Two days after the National Investigation Agency (NIA) took custody of 22-year-old Areeb Majeed, the agency is finding it difficult to corroborate the claims made by the college student turned ISIS militant. Police sources said Majeed is a hard nut to crack.
With very little knowledge about the organisational structure of ISIS, NIA is finding it difficult to verify Areeb's answers to questions posed to him during interrogation, police sources said.
This is primarily because it is for the first time that an ISIS militant is in NIA's custody and it does not have any database to verify the claims made by Areeb about his stay in Iraq and his operational activities with ISIS.

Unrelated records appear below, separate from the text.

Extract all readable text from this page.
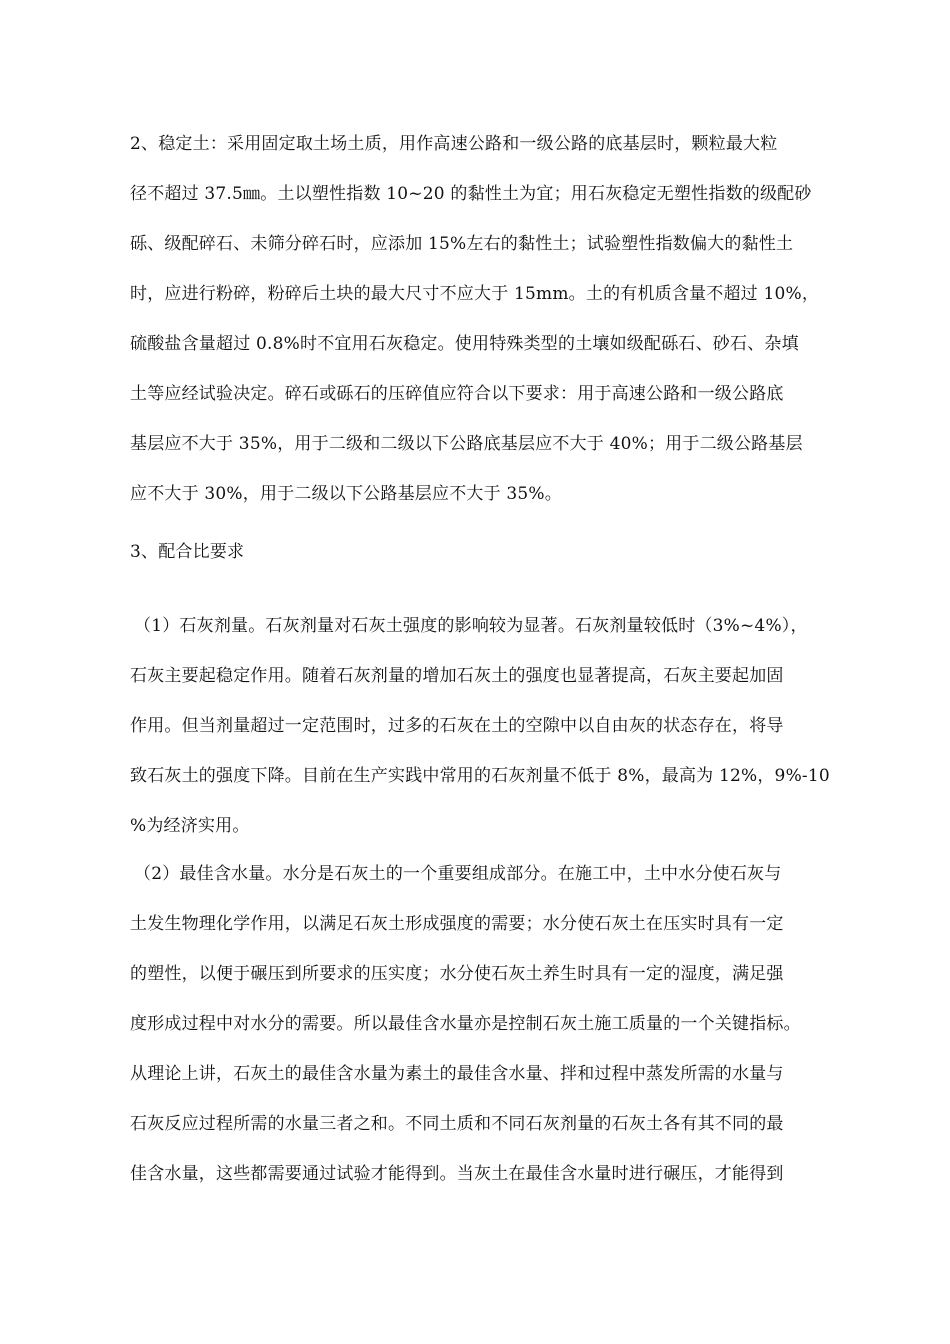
2、稳定土：采用固定取土场土质，用作高速公路和一级公路的底基层时，颗粒最大粒
径不超过 37.5㎜。土以塑性指数 10~20 的黏性土为宜；用石灰稳定无塑性指数的级配砂
砾、级配碎石、未筛分碎石时，应添加 15%左右的黏性土；试验塑性指数偏大的黏性土
时，应进行粉碎，粉碎后土块的最大尺寸不应大于 15mm。土的有机质含量不超过 10%，
硫酸盐含量超过 0.8%时不宜用石灰稳定。使用特殊类型的土壤如级配砾石、砂石、杂填
土等应经试验决定。碎石或砾石的压碎值应符合以下要求：用于高速公路和一级公路底
基层应不大于 35%，用于二级和二级以下公路底基层应不大于 40%；用于二级公路基层
应不大于 30%，用于二级以下公路基层应不大于 35%。
3、配合比要求
（1）石灰剂量。石灰剂量对石灰土强度的影响较为显著。石灰剂量较低时（3%~4%），
石灰主要起稳定作用。随着石灰剂量的增加石灰土的强度也显著提高，石灰主要起加固
作用。但当剂量超过一定范围时，过多的石灰在土的空隙中以自由灰的状态存在，将导
致石灰土的强度下降。目前在生产实践中常用的石灰剂量不低于 8%，最高为 12%，9%-10
%为经济实用。
（2）最佳含水量。水分是石灰土的一个重要组成部分。在施工中，土中水分使石灰与
土发生物理化学作用，以满足石灰土形成强度的需要；水分使石灰土在压实时具有一定
的塑性，以便于碾压到所要求的压实度；水分使石灰土养生时具有一定的湿度，满足强
度形成过程中对水分的需要。所以最佳含水量亦是控制石灰土施工质量的一个关键指标。
从理论上讲，石灰土的最佳含水量为素土的最佳含水量、拌和过程中蒸发所需的水量与
石灰反应过程所需的水量三者之和。不同土质和不同石灰剂量的石灰土各有其不同的最
佳含水量，这些都需要通过试验才能得到。当灰土在最佳含水量时进行碾压，才能得到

This has made the NIA ponder if there is a need for Areeb being subjected to narco-analysis test at this juncture. "It is too early to decide about a narco-analysis test. Even if we want it, we would approach the court only after Areeb's current custody expires," said a senior IPS officer, requesting anonymity.

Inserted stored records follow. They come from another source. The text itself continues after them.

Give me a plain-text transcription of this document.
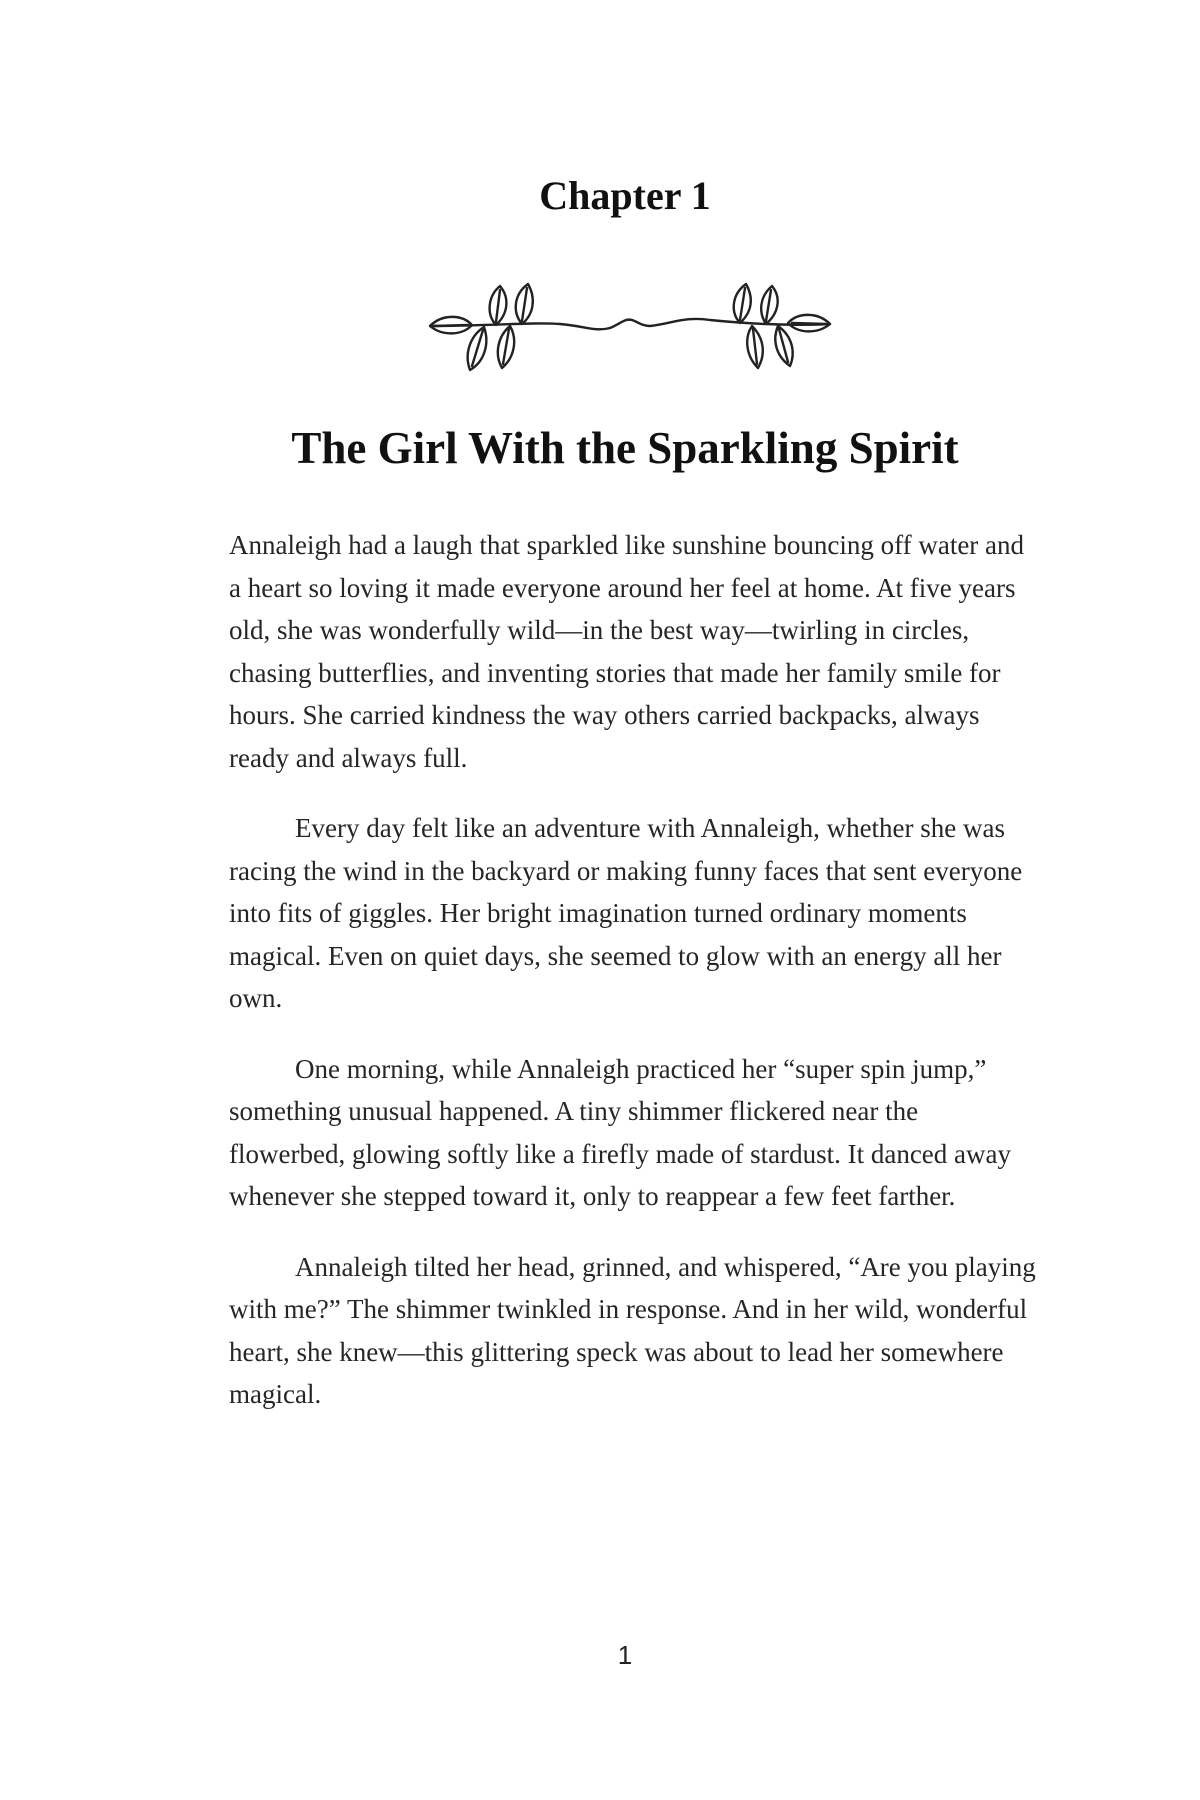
Chapter 1
The Girl With the Sparkling Spirit

Annaleigh had a laugh that sparkled like sunshine bouncing off water and a heart so loving it made everyone around her feel at home. At five years old, she was wonderfully wild—in the best way—twirling in circles, chasing butterflies, and inventing stories that made her family smile for hours. She carried kindness the way others carried backpacks, always ready and always full.

Every day felt like an adventure with Annaleigh, whether she was racing the wind in the backyard or making funny faces that sent everyone into fits of giggles. Her bright imagination turned ordinary moments magical. Even on quiet days, she seemed to glow with an energy all her own.

One morning, while Annaleigh practiced her “super spin jump,” something unusual happened. A tiny shimmer flickered near the flowerbed, glowing softly like a firefly made of stardust. It danced away whenever she stepped toward it, only to reappear a few feet farther.

Annaleigh tilted her head, grinned, and whispered, “Are you playing with me?” The shimmer twinkled in response. And in her wild, wonderful heart, she knew—this glittering speck was about to lead her somewhere magical.

1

NIA which has done a detailed probe into Areeb's personal history has found that he belongs to a religious family which strictly adheres to the principles and disciplines of their religion. Like his family Areeb too was punctual in offering his prayers five times a day, and used to strictly ensure that he prays on time.
His radicalisation happened initially through local contacts, who later introduced him to closed internet groups which further indoctrinated him. Areeb's usage of voice over internet protocol (VoIP) to connect his handlers in Iraq is also being probed by NIA.

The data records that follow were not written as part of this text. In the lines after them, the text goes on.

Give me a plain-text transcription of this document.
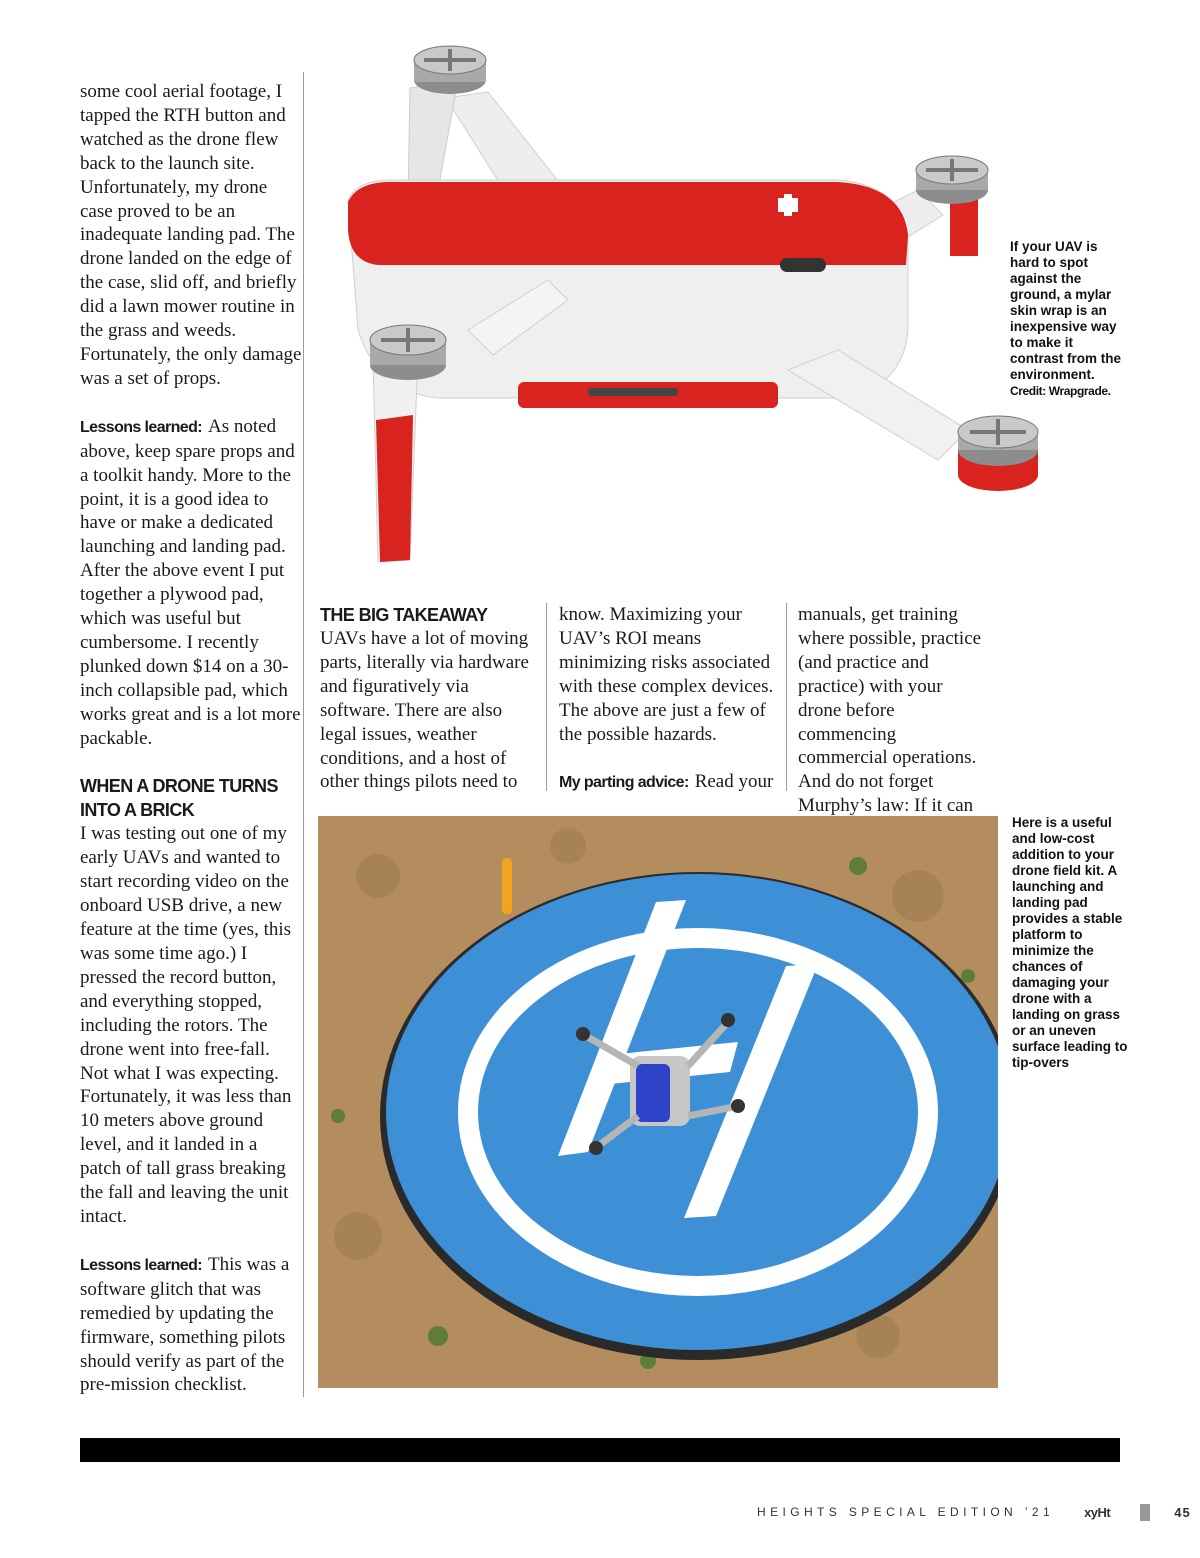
some cool aerial footage, I tapped the RTH button and watched as the drone flew back to the launch site. Unfortunately, my drone case proved to be an inadequate landing pad. The drone landed on the edge of the case, slid off, and briefly did a lawn mower routine in the grass and weeds. Fortunately, the only damage was a set of props.

Lessons learned: As noted above, keep spare props and a toolkit handy. More to the point, it is a good idea to have or make a dedicated launching and landing pad. After the above event I put together a plywood pad, which was useful but cumbersome. I recently plunked down $14 on a 30-inch collapsible pad, which works great and is a lot more packable.

WHEN A DRONE TURNS INTO A BRICK

I was testing out one of my early UAVs and wanted to start recording video on the onboard USB drive, a new feature at the time (yes, this was some time ago.) I pressed the record button, and everything stopped, including the rotors. The drone went into free-fall. Not what I was expecting. Fortunately, it was less than 10 meters above ground level, and it landed in a patch of tall grass breaking the fall and leaving the unit intact.

Lessons learned: This was a software glitch that was remedied by updating the firmware, something pilots should verify as part of the pre-mission checklist.

If your UAV is hard to spot against the ground, a mylar skin wrap is an inexpensive way to make it contrast from the environment.
Credit: Wrapgrade.
THE BIG TAKEAWAY

UAVs have a lot of moving parts, literally via hardware and figuratively via software. There are also legal issues, weather conditions, and a host of other things pilots need to

know. Maximizing your UAV’s ROI means minimizing risks associated with these complex devices. The above are just a few of the possible hazards.

My parting advice: Read your

manuals, get training where possible, practice (and practice and practice) with your drone before commencing commercial operations. And do not forget Murphy’s law: If it can

Here is a useful and low-cost addition to your drone field kit. A launching and landing pad provides a stable platform to minimize the chances of damaging your drone with a landing on grass or an uneven surface leading to tip-overs
HEIGHTS SPECIAL EDITION ’21 xyHt	45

Meanwhile, anti-terror squad (ATS) has once again called for questioning a college principal and two teachers from Panvel. ATS had stumbled upon the group of teachers while investigating the radicalisation of four men from Kalyan through chat rooms.
Areeb, along with Aman Tandel, Fahad Maqbool Sheikh and Shaheen Tanki, had gone to Iraq to fight with ISIS in May 2014, and police officials believe that they had been indoctrinated by people known to them.